Можно подумать, ее осчастливила его похвала.
— Я их в этом новом магазине купила, прямо напротив банка. Не знаю, ты заметил, когда мимо шел?
— Нет, не заметил.
Лили прихлебнула кофе. Сказала работнице:
— Да принесите-ка сигаретницу из гостиной. Сигаретница явилась.
Серебряный ящичек, и на нем выгравированы факсимильные имена отцовых друзей — подарили ему на свадьбу. Внутри нераспечатанная пачка сигарет.
— Ты эти ведь любишь, да?
— Да, спасибо. Эти как раз.
Вскрыл пачку, зажег сигарету. Совершенно ее не хотелось курить. Лили сказала:
— Почему бы тебе все не взять? — грустная улыбка. — Выдыхаются только.
— Спасибо большое.
Покорно сунул пачку в карман. Она смотрела, как он курит.
— Давно вернулся?
— Всего несколько дней.
Ну вот зачем ты все это спрашиваешь? — ныло в душе.
— И в каких краях побывал на сей раз?
— В Южном Уэльсе.
Вдруг — ярко, весело, просияв, как дитя — она просит:
— Ой, скажи мне, как там какие места называются! — и поскорей поясняет, будто нарывается, смеясь, на отказ. — Хочется их на карте найти.
Поразительная женщина. Вечно способ найдет его огорошить. Он тупо повторяет названья. Она их повторяет за ним, расспрашивает, как что пишется.
— А потом куда?
— Не знаю, — солгал он.
Она улыбается. Нет, она ведь насквозь его видит, сидит, забавляется, прикидывает, как долго он сегодня себе позволит так с ней играть в поддавки.
Пробили часы на камине. Он изобразил удивление, довольно неуклюже: непривычен к подобным трюкам.
— Я через полчаса должен быть в Сити.
— Должен? — грустная улыбка. Встали. Она спросила:
— Когда же я буду иметь удовольствие снова тебя видеть? Он вспыхнул.
— Скоро я снова уезжаю. Я тебя извещу.
— Можешь не приходить, если времени нет. Я совсем не хочу тебя отрывать от работы.
Снова эти печальные шуточки. Не стал отвечать. Как бы невзначай, она спрашивает:
— Ты Скривенов увидишь перед отъездом из Лондона?
— Я вчера их видел. Концерт был.
— Ах, как мило!
Этот печальный тон его бесит. Он говорит:
— Если бы ты захотела пойти, я уверен, билет тебе всегда обеспечен.
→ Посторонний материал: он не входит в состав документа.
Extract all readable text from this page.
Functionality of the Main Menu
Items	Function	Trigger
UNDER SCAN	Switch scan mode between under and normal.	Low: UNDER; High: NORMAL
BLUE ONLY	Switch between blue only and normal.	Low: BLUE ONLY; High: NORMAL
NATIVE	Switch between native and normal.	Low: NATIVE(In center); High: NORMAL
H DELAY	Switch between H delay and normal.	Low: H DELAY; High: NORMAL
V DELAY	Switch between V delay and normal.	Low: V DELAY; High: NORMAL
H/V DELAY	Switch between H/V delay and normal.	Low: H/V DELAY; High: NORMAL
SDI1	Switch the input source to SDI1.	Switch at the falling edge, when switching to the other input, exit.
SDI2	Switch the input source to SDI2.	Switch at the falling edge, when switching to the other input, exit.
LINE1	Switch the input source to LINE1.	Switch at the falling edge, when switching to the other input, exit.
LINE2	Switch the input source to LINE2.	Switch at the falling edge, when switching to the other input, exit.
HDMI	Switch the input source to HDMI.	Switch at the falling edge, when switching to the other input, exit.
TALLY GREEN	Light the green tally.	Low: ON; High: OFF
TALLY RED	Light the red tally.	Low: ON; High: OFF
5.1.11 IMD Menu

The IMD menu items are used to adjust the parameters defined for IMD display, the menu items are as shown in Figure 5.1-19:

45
— Очень мило с твоей стороны, — она качает головой, усмехается. — Но стоит ли тратить на меня билет? Я не понимаю музыки.
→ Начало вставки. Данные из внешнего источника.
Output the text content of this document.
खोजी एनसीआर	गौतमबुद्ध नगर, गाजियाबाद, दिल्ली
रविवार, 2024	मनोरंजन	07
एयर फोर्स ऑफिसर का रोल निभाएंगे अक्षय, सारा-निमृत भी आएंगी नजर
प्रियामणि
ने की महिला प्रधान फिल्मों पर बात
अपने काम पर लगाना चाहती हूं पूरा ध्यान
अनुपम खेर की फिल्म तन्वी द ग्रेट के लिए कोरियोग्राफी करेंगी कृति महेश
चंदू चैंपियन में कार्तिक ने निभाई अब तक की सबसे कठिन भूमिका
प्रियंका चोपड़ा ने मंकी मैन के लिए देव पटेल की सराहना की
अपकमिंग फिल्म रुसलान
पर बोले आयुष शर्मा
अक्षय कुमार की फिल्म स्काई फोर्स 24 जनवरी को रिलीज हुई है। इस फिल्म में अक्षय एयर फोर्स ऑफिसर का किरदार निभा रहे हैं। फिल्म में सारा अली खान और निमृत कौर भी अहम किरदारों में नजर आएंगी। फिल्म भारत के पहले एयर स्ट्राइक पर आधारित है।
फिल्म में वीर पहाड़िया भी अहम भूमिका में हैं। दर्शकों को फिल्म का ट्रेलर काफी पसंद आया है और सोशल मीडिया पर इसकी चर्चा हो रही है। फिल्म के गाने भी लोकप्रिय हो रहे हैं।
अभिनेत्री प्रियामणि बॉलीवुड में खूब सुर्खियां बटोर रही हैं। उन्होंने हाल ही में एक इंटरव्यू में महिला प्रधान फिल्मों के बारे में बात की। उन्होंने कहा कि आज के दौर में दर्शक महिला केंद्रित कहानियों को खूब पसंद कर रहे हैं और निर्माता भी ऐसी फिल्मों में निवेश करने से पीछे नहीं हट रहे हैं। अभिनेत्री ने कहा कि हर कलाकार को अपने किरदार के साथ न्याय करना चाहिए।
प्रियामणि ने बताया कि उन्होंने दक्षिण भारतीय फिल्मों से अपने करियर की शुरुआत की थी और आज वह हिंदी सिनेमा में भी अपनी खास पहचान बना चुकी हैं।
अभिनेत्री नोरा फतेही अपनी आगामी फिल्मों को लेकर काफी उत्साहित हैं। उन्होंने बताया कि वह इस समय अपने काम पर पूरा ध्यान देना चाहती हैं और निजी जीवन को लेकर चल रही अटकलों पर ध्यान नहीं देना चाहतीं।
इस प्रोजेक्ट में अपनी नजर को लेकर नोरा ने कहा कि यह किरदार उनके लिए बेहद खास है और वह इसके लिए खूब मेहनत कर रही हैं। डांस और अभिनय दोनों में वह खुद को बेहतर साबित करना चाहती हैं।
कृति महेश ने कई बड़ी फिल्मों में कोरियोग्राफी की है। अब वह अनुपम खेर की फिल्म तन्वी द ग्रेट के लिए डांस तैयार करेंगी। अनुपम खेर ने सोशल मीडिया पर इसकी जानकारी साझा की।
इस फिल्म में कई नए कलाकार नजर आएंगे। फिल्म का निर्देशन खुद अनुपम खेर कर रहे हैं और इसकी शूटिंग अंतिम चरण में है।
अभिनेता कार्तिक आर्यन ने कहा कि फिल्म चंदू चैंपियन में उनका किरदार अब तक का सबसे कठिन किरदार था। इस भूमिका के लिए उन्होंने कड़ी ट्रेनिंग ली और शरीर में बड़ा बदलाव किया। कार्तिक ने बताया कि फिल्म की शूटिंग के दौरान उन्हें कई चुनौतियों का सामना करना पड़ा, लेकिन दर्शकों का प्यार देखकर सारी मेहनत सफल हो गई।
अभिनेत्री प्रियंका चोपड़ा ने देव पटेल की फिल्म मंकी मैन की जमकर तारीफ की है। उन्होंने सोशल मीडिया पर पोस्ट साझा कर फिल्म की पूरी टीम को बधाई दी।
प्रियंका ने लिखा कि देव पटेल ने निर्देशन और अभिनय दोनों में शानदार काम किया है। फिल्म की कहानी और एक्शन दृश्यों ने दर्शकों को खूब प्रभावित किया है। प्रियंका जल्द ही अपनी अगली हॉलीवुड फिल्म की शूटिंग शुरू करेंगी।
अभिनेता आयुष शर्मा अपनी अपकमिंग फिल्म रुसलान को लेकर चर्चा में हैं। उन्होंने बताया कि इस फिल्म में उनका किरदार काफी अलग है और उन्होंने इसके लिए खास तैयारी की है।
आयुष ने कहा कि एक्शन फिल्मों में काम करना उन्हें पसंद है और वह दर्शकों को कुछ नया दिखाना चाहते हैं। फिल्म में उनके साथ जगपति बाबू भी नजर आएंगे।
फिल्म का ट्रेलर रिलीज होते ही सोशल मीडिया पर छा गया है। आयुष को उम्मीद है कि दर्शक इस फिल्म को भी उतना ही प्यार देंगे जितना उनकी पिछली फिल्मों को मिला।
— Я тоже, — нотка отчаяния в его голосе вызывает у ней улыбку. — Тем не менее, ты вполне можешь пойти, если только захочешь.
— Едва ли я выберусь. Спасибо, милый. Я теперь очень редко выбираюсь из дому по вечерам.
Нет, ей-богу, он поклясться готов, она же удовольствие получает, пробиваясь сквозь его панцирь. Выкованный с таким тщанием и трудом — из вежливости, терпимости, скуки. И как это мило у ней получается:
— Ты передашь Мэри привет от меня, да, когда в следующий раз у них будешь? Сто лет ее не видала. Скажи, пусть приходит ко мне на чашечку чаю, в любое время, когда ей вздумается, я ужасно буду рада. Но я знаю, конечно, она же так занята. — Она ему подает пальто. — У самой-то у меня дел особенных нет, — вдруг она смеется тихонько, — вот вечно и ловлю себя на том, что забываю вдруг, как тяжко трудятся все остальные.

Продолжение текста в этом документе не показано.